As in the lyrics of Arcade Fire’s “Suburban War,” one of the great regrets regarding San Diego is its divided “tribes.” For all its progressivism, the cluster of neighborhoods (North Park, University Heights, South Park, Hillcrest) lack racial diversity. City Heights, a low income area adjacent to North Park, better embodies this ideal, as Mexicans/Mexican Americans, African Americans, Somalians, and a smattering of thirty something whites (dare I say bohemians?) live in relative content. Vietnamese places and Mexican restaurants provide dining experiences on the cheap (Have you ever had a nine dollar bucket of pork? I think not). However, seen as a “transitional” neighborhood, this variety might be washed away by well intentioned young middle class whites who desire the very diversity they sometimes accidentally drive off.

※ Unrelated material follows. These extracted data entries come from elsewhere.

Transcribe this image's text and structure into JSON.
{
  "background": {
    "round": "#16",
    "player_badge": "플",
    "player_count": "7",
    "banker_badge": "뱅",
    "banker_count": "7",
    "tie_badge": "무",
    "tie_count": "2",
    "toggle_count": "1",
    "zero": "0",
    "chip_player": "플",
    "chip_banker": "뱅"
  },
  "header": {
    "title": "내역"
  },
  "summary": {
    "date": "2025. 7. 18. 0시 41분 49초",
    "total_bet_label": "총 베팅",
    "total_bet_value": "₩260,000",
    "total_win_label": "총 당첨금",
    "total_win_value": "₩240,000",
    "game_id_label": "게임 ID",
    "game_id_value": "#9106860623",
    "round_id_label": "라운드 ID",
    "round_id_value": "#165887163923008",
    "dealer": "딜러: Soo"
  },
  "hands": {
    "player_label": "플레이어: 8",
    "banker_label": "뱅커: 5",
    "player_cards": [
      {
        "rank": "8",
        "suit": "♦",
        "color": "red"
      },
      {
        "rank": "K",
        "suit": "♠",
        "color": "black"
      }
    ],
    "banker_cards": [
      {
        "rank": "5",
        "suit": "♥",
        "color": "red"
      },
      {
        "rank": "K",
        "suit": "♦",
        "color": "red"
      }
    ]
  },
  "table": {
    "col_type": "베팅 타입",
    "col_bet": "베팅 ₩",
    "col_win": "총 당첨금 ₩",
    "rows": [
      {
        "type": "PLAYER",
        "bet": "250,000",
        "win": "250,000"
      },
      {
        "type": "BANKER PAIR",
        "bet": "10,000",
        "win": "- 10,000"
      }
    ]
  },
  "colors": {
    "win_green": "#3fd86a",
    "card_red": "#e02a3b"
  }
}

The numerous non profits operating in City Heights have worked diligently to help local low income residents but some must wonder what happens if North Park’s success jumps I-805. Southeast San Diego, City Heights, Logan Heights – all minority dominated communities – are predictably hemmed in by highways, a trick employed perhaps most famously by Chicago’s Dick Daley. This is the larger point. Decades of housing policies that enforced segregation through market based approaches (including racial covenants and redlining), and the very infrastructure that defines Southern California, highways, have created a city of demographic and spatial enclaves. While that’s not a wholly surprising conclusion, it remains a regrettable one. Finding ways to desegregate San Diego in an era of neoliberal municipal government in a region known for conservative political approaches will prove difficult. One hopes not impossible. After all the city has a lot more to offer than beaches, golf courses and Ron Burgundy.